Entertainment

This Is The One Thing Meryl Streep Is Bad At

by Rachel Simon

The same way it tends to be most convincing when a really nice person plays someone super mean (Rachel McAdams in Mean Girls, anyone?), it takes a highly skilled actor to convincingly play a character who's terrible at, well, everything. Such is the case for Meryl Streep in Florence Foster Jenkins , a new movie that finds the multi-talented star playing a real-life woman known for having a love of music but an absolutely terrible voice. Streep, of course, is a strong singer herself, having shown off her musical chops in movies like Mamma Mia! and Into the Woods, although performing is just one of her many skills; the actor is also known for abilities like a mastery of accents, screenwriting, and violin playing. But it turns out that, like Jenkins, Streep does have something she's truly bad at doing (besides identifying as a feminist, rather than a humanist, that is).

"I don’t like golf. I mean I really don’t. I tend to like things that I can do right away, and if I can’t do it right away, I don’t like it," Streep told reporters at the New York press conference for Florence on Tuesday. "So skiing I really like, because you can get up on skis if you’re coordinated and completely reckless. You can lean forward and go, but golf, no. Nobody can do that."

Tiger Woods might disagree, but alas, it appears that golf is just not for Streep. The star went on to explain that when she tried to play, she "never hit the ball, ever. And my husband kept saying, 'you’re coming up on the ball.' I’m not coming up! I would hunk (sic) down and just woosh right over the top of it."
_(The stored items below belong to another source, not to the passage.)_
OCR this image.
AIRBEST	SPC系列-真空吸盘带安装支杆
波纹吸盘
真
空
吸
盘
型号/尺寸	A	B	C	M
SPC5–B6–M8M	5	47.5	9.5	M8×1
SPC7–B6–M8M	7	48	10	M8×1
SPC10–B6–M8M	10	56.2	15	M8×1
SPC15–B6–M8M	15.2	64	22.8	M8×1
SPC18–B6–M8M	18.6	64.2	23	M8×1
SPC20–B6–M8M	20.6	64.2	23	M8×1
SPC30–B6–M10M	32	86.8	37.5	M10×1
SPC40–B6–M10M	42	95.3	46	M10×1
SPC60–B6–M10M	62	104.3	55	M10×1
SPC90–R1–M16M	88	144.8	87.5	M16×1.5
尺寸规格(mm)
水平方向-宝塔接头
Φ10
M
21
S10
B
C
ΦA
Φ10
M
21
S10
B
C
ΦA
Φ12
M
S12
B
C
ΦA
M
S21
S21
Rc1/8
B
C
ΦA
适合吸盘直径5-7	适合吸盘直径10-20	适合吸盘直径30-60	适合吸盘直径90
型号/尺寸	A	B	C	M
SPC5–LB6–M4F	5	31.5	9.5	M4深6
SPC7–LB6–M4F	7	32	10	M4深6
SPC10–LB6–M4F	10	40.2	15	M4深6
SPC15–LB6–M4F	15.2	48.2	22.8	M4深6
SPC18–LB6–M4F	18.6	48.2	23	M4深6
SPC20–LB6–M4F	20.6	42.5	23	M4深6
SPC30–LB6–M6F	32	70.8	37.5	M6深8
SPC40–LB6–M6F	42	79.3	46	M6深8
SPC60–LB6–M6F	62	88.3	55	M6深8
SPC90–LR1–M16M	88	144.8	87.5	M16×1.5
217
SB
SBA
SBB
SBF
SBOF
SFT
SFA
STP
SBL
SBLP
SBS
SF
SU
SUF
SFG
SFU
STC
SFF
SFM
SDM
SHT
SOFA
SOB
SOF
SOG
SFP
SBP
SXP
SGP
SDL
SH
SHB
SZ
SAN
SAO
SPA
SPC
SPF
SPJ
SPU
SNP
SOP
If it's hard to imagine Streep being bad at golf (or anything, for that matter), you're not alone — her Florence co-star, Hugh Grant, is on the same page. After Streep's admission, Grant joked, "I’d love to see you be bad at golf, just be bad at something. It’d be very comforting."

Hear, hear. Yet Streep's apparent lack of skill isn't even really a detriment, as it likely helped her get in touch with Jenkins while filming Florence. The character, an upper-class New Yorker who pursues her dream of performing at Carnegie Hall despite having an awful voice, famously said, "People may say I can't sing, but no one can ever say I didn't sing," and with that kind of energy and determination, her lack of ability hardly mattered. Jenkins' attitude is truly inspirational, and at the conference, Streep said that she, too, has learned from her character's perseverance.

"I think that that kind of spirit can live in anybody. You can’t buy out Carnegie Hall, but you can certainly sing in the kitchen and not give a damn whether anybody doesn’t want you to," she said, adding with a laugh, "That’s a lesson from my own life."

Streep added that Jenkins' spirit is especially incredible considering the environment the character lived in, an era — New York in the '30s and '40s — in which women's roles were limited and their agency was often questioned. "Speaking to that time, for women of privilege and education, there were not many opportunities and places to put it," said Streep. "So they found their ranking and their importance in society, where they were in the hierarchy of importance, in these clubs ... that was the realm of women. And they were slightly ridiculous, because they didn’t matter. They didn’t move anything in society. They weren’t in the government, they weren’t in law, they weren’t in business, except for a few outliers."

"So this was where you would shine, and [Jenkins] had a big dream," Streep continued. "She was silly and she wore ridiculous clothes, but she was happy and she enjoyed her life."

Jenkins' circumstances may have been specific to her time, but her attitude about both singing and life in general is something, as Streep made clear, we can all learn from.